The Australian National Maritime Museum plans to be an early adopter of Microsoft's hosted Office 365 service, some 12 months after outsourcing its messaging and website hosting requirements to the vendor's Singapore-based cloud.

The move to consume office productivity software as-a-service is the next step in the museum's 12-month journey to reduce its IT operating expenses.
Eighteen months ago, Karen Holt took on the position of head of Information Services at the museum, and was charged with completing a strategic review of its infrastructure.
The IT infrastructure, she said, was "ageing" - some equipment 10 to 20 years old, due to both plummeting IT budgets and prohibitive government procurement procedures.
Information was stored in disparate data sources that were "jealously guarded by information owners", she said.
Most applications were at end-of-life and unsupported, kept in operation by outsourced one- and two- person break-fix teams.
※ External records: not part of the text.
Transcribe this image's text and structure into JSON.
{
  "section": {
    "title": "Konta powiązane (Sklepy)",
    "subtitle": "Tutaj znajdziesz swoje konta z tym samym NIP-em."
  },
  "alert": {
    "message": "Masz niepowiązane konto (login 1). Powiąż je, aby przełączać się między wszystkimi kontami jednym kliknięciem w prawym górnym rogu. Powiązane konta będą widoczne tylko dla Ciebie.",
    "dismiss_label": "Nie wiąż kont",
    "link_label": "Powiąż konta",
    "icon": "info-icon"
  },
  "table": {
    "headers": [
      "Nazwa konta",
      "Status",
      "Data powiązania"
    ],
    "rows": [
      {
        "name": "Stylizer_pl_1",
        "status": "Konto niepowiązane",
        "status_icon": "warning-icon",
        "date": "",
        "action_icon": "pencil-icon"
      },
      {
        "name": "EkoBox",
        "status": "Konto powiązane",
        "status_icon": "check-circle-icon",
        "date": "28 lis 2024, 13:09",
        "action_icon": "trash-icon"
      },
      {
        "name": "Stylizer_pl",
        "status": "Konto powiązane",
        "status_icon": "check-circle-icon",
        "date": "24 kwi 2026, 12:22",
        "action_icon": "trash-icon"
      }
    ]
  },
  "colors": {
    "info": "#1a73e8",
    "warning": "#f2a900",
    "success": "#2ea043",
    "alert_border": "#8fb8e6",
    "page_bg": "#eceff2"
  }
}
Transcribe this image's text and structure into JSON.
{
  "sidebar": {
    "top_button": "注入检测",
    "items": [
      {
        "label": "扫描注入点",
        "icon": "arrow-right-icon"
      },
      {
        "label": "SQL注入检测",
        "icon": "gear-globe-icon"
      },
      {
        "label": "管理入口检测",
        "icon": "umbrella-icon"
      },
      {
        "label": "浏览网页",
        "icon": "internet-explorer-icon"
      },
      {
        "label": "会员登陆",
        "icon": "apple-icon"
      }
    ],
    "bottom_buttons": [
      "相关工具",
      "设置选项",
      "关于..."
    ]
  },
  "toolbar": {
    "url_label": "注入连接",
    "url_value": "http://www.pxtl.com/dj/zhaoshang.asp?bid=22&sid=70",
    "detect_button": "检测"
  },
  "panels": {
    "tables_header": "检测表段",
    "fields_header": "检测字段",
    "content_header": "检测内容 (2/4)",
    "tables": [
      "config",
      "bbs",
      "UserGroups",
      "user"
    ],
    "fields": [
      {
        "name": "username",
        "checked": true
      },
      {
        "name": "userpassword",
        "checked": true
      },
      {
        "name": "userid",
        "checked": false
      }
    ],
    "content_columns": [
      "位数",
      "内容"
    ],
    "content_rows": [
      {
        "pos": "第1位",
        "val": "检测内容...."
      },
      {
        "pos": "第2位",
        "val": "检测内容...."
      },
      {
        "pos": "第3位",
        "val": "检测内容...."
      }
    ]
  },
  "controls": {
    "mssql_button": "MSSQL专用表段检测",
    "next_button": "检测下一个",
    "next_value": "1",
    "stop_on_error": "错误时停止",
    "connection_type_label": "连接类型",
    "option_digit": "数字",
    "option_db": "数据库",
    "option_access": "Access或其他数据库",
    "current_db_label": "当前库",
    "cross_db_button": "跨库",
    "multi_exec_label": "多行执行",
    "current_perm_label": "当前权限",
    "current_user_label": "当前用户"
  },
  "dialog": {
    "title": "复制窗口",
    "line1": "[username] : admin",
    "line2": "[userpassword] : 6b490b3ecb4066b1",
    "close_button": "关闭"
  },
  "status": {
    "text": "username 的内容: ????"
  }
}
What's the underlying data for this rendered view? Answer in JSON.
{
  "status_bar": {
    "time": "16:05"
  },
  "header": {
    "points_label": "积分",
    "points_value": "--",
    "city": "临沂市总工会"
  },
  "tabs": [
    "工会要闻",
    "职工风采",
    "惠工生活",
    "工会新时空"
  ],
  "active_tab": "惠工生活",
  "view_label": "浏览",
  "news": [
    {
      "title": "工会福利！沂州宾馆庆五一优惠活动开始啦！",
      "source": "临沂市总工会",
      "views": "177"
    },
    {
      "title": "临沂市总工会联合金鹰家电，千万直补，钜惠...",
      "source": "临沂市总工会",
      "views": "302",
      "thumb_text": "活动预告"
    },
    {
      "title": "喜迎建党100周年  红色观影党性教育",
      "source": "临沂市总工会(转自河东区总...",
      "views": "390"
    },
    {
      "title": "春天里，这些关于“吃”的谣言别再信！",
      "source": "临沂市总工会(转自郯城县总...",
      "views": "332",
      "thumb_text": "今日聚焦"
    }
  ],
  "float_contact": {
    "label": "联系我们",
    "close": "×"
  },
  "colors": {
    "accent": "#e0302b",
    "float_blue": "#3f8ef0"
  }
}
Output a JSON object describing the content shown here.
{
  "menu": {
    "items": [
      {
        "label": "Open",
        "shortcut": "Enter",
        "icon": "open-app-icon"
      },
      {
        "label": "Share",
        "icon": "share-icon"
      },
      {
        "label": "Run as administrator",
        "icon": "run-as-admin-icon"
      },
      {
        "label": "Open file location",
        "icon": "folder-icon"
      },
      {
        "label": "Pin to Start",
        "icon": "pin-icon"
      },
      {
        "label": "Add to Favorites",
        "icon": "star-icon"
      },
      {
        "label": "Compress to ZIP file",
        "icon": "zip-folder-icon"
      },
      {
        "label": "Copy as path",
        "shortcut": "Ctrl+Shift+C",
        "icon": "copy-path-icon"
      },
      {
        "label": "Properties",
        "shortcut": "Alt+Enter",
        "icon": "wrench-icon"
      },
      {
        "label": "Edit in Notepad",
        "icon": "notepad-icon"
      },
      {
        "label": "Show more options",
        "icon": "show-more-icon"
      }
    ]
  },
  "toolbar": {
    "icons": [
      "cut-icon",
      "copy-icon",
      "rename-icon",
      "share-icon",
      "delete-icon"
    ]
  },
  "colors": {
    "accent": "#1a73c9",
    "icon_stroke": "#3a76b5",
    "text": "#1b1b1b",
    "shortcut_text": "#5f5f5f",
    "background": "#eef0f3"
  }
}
The museum's email system was an unsupported version of GroupWise, which created issues when attempting external access and caused corruption errors during backup procedures.
Holt decided that the museum would need to restrict its future to a commercial, off-the-shelf technology platform for ease of management.
"We will never have the internal resources to manage bespoke applications," she said.
The Musuem virtualised its server fleet and upgraded its analogue PABX to a hosted IP telephony solution from Telstra.
Holt then decided to outsource the management of messaging to an SaaS provider. The Museum, a Commonwealth Authority (CAC) by definition, isn't subject to the same rigorous rules as FMA agencies.
Holt also didn't view email as an area of concern for data sovereignty.
"We are not a secretive organisation," she said. "Our mandate is outreach - to get lots of information out there. Our challenges are different to [most] in that regard."
The team conducted a competitive analysis of two "major providers" of hosted email on the basis of reliability, cost, features, integration and roadmap.
Holt settled on Microsoft's SaaS platform for messaging (hosted Exchange, SharePoint and Lync) and also web hosting and content management services (Azure).
"We took a degustation of public cloud, where it fits in," she said.
During her presentation at the CeBIT conference on Tuesday, Holt outlined some of the crucial choices she had to make to decide exactly how to approach Microsoft's cloud service.
The organisation could have consumed the software as-a-service via a local SaaS provider or systems integrator.
But doing her research, Holt discovered the museum was eligible for educational licenses when purchasing services direct from the vendor, which was slightly more cost-effective.
"It turns out to be slightly less expensive than licensing and supporting the application on-site," she said.
Results
The migration, facilitated through a Microsoft partner, went fairly smoothly, she said.
The vendor provided helpdesk services during nights and weekends, when the Museum often ran events, she said.
Such was the experience that Holt said the organisation was interested in adopting Microsoft's hosted office productivity suite, Office 365, when it becomes available in Australia.
She is also anticipating integration of Office 365 and Microsoft Lync with Telstra's hosted IP telephony solutions within the next 12 months.
"We now have a very small team that delivers better outcomes with less staff," she said. "We have reduced our dependence on consultants and contractors. We've also taken away that requirement for finding people with a broad range of technical skills."